Let’s travel back in time to the simple four-way intersection. Executing a left-hand turn was pretty straight forward: Signal left to  turn left (duh), and remember to yield to the vehicle on your right.

Things get complicated when you plunk in another circular road over what used to be a standard four-way stop. Technically the vehicle operator is now executing a series of left- and right-hand turns to do what used to be a single-operation right turn, straight through, or left turn. To complicate things further, you now have to yield to the vehicle on your left (the ones coming at you), as the vehicles in the circle have the right-of-way.

When I am in a traffic circle, I signal through each “intersection” -- defined as a point where roadways meet. In other words, at every possible entry and exit point, I either signal left (to enter, or continue in the traffic circle) or right (to exit).

Why?

Because as a motorcyclist, one of the most important things you MUST do to ensure your safety is to be precise when it comes to signalling your intention.

Sloppy signalling, as many accidents and near accidents testify, will be to your detriment. Precise signalling, whether mechanical or physical, helps communicate your intention.

A shoulder check, for example, communicates an intention depending on when you use it. When in motion, it typically signals a lane-change; when at a stop, it typically signals “I’m going to make sure the intersection is safe before I move off.”

Flashing your brake-lights, another example, communicates to a tailgater that they are too close for your comfort; or, it forewarns the vehicle behind you that your intention is to stop when that yellow light turns red.

On the flip side, signalling left on the Pat Bay just leaving Victoria, when your intent is to exit in Sidney, will in all likelihood get you into an accident.

I, for one, give a happy nod to the ministry for bringing in traffic circles.
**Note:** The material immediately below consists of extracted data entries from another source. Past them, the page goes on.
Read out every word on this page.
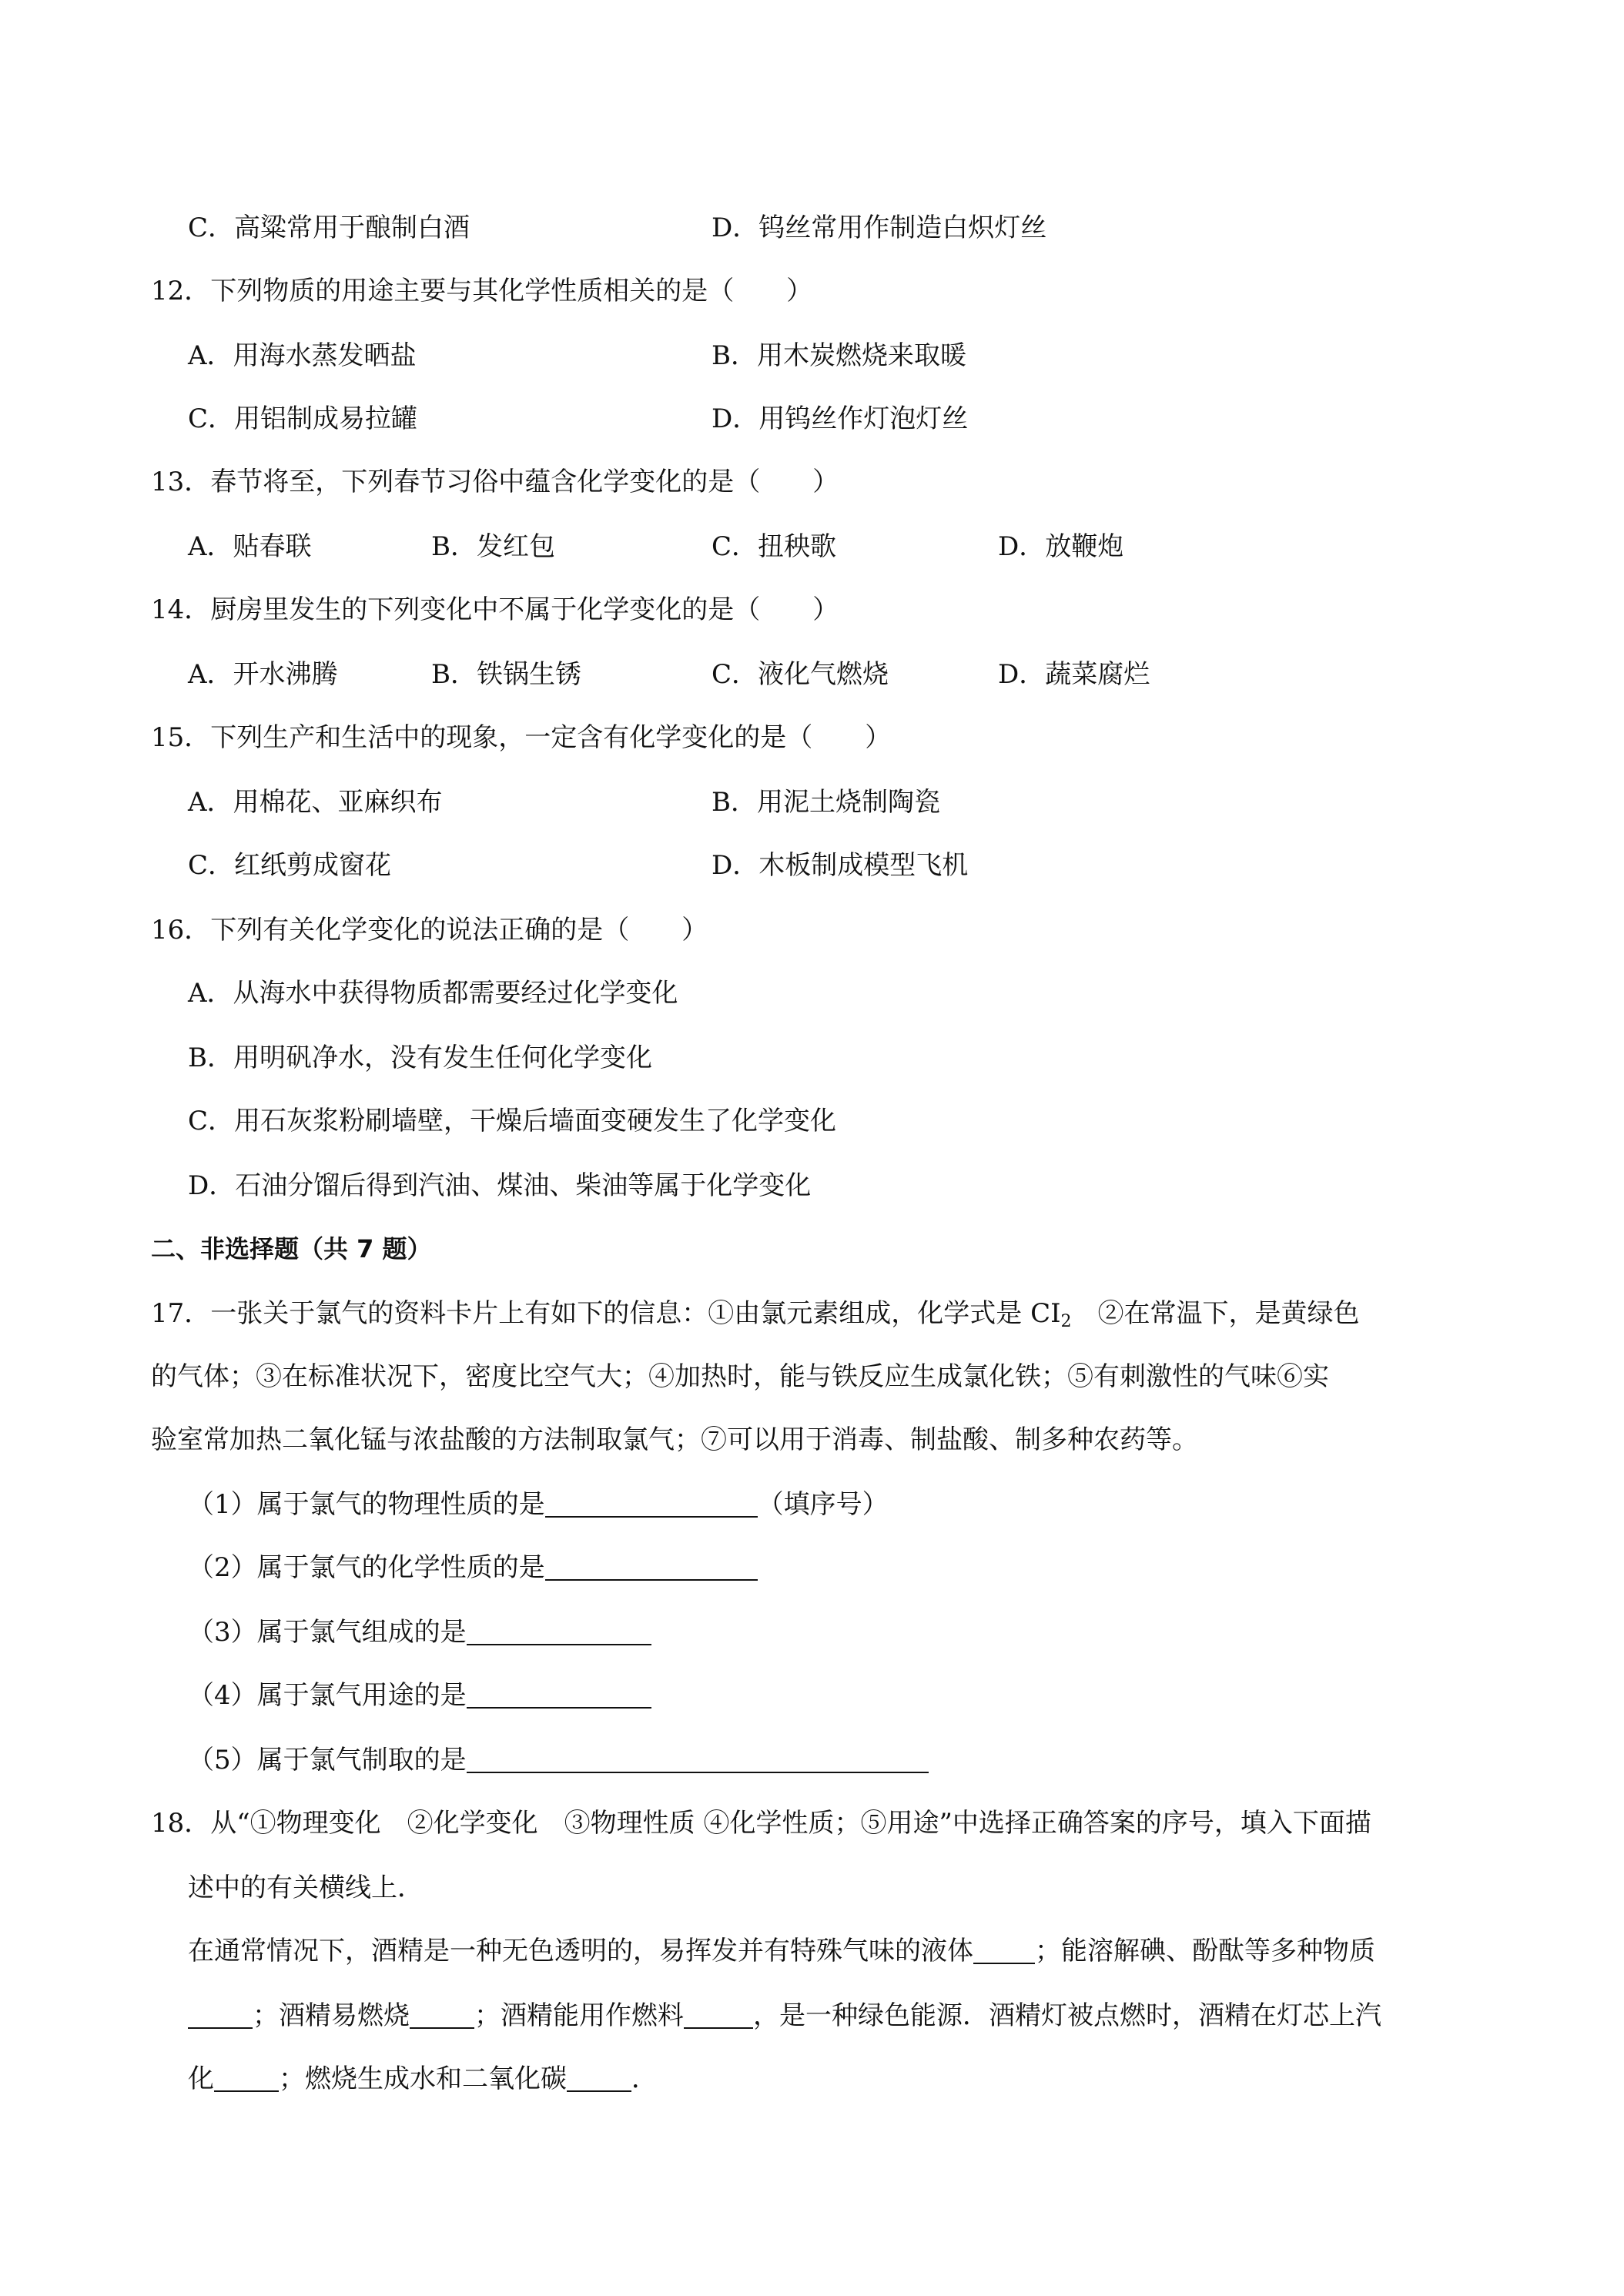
C．高粱常用于酿制白酒	D．钨丝常用作制造白炽灯丝
12．下列物质的用途主要与其化学性质相关的是（　　）
A．用海水蒸发晒盐	B．用木炭燃烧来取暖
C．用铝制成易拉罐	D．用钨丝作灯泡灯丝
13．春节将至，下列春节习俗中蕴含化学变化的是（　　）
A．贴春联	B．发红包	C．扭秧歌	D．放鞭炮
14．厨房里发生的下列变化中不属于化学变化的是（　　）
A．开水沸腾	B．铁锅生锈	C．液化气燃烧	D．蔬菜腐烂
15．下列生产和生活中的现象，一定含有化学变化的是（　　）
A．用棉花、亚麻织布	B．用泥土烧制陶瓷
C．红纸剪成窗花	D．木板制成模型飞机
16．下列有关化学变化的说法正确的是（　　）
A．从海水中获得物质都需要经过化学变化
B．用明矾净水，没有发生任何化学变化
C．用石灰浆粉刷墙壁，干燥后墙面变硬发生了化学变化
D．石油分馏后得到汽油、煤油、柴油等属于化学变化
二、非选择题（共 7 题）
17．一张关于氯气的资料卡片上有如下的信息：①由氯元素组成，化学式是 $CI_2$　②在常温下，是黄绿色
的气体；③在标准状况下，密度比空气大；④加热时，能与铁反应生成氯化铁；⑤有刺激性的气味⑥实
验室常加热二氧化锰与浓盐酸的方法制取氯气；⑦可以用于消毒、制盐酸、制多种农药等。
（1）属于氯气的物理性质的是	（填序号）
（2）属于氯气的化学性质的是
（3）属于氯气组成的是
（4）属于氯气用途的是
（5）属于氯气制取的是
18．从“①物理变化　②化学变化　③物理性质 ④化学性质；⑤用途”中选择正确答案的序号，填入下面描
述中的有关横线上．
在通常情况下，酒精是一种无色透明的，易挥发并有特殊气味的液体 ；能溶解碘、酚酞等多种物质
；酒精易燃烧 ；酒精能用作燃料	，是一种绿色能源．酒精灯被点燃时，酒精在灯芯上汽
化 ；燃烧生成水和二氧化碳 ．
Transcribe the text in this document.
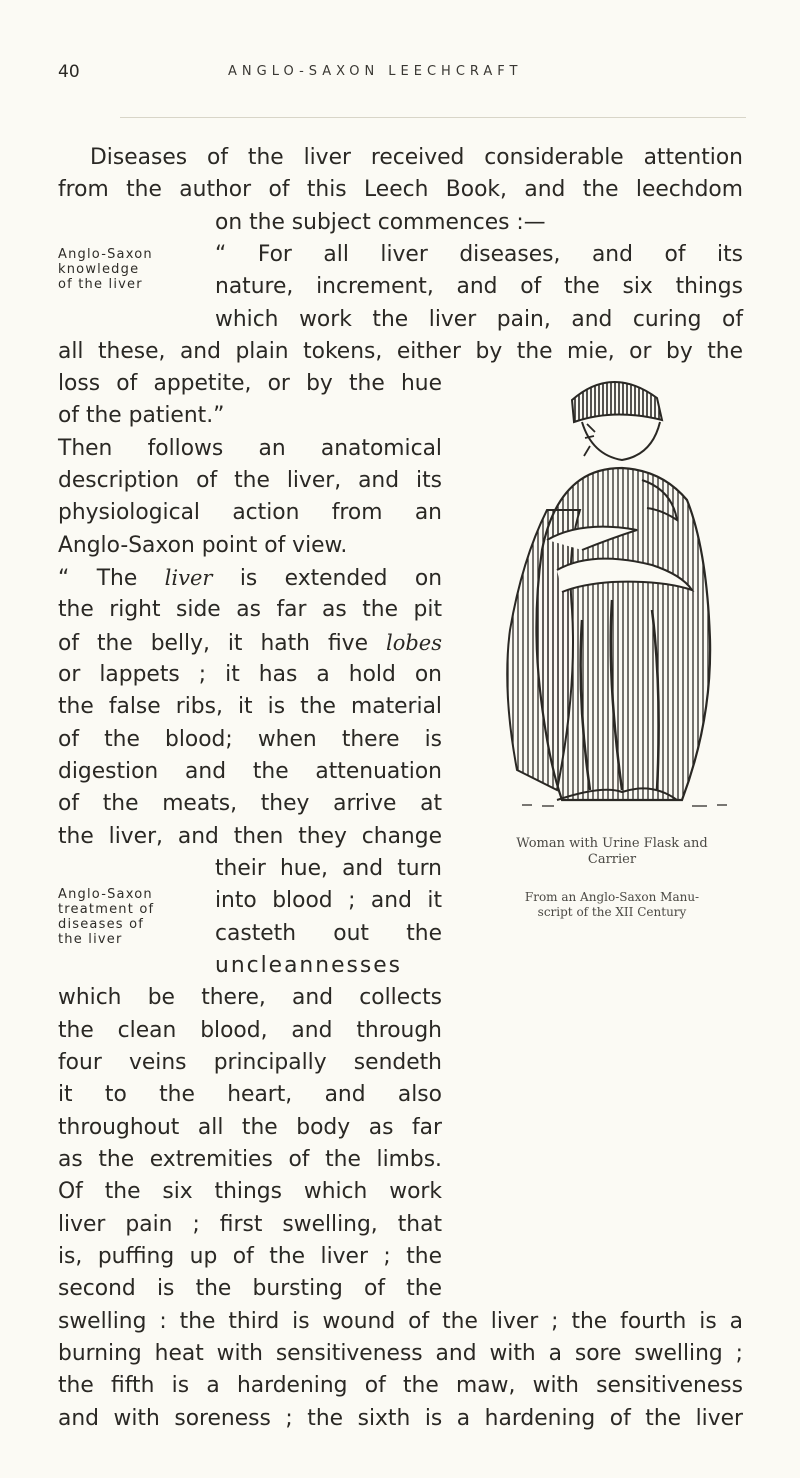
40	ANGLO-SAXON LEECHCRAFT
Diseases of the liver received considerable attention
from the author of this Leech Book, and the leechdom
on the subject commences :—
Anglo-Saxon
knowledge
of the liver
“ For all liver diseases, and of its
nature, increment, and of the six things
which work the liver pain, and curing of
all these, and plain tokens, either by the mie, or by the
loss of appetite, or by the hue
of the patient.”
Then follows an anatomical
description of the liver, and its
physiological action from an
Anglo-Saxon point of view.
“ The liver is extended on
the right side as far as the pit
of the belly, it hath five lobes
or lappets ; it has a hold on
the false ribs, it is the material
of the blood; when there is
digestion and the attenuation
of the meats, they arrive at
the liver, and then they change
their hue, and turn
Anglo-Saxon
treatment of
diseases of
the liver
into blood ; and it
casteth out the
uncleannesses
which be there, and collects
the clean blood, and through
four veins principally sendeth
it to the heart, and also
throughout all the body as far
as the extremities of the limbs.
Of the six things which work
liver pain ; first swelling, that
is, puffing up of the liver ; the
second is the bursting of the
swelling : the third is wound of the liver ; the fourth is a
burning heat with sensitiveness and with a sore swelling ;
the fifth is a hardening of the maw, with sensitiveness
and with soreness ; the sixth is a hardening of the liver
Woman with Urine Flask and
Carrier
From an Anglo-Saxon Manu-
script of the XII Century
These circles really do eliminate those fatal-for-motorcyclists T-bone crashes, and they blessedly keep traffic moving. Traffic circles are a thing of great beauty.

Now all we need to do is to retrain our brain when it comes to navigating these former simple intersections that once required only one signal. They are no longer simple intersections and should not be treated as such. They are a separate roadway, where you signal in and signal out.

Yes, a roundabout is simple -- and even beautiful -- once you rewire your brain. And until then, It’s enough to make you dizzy.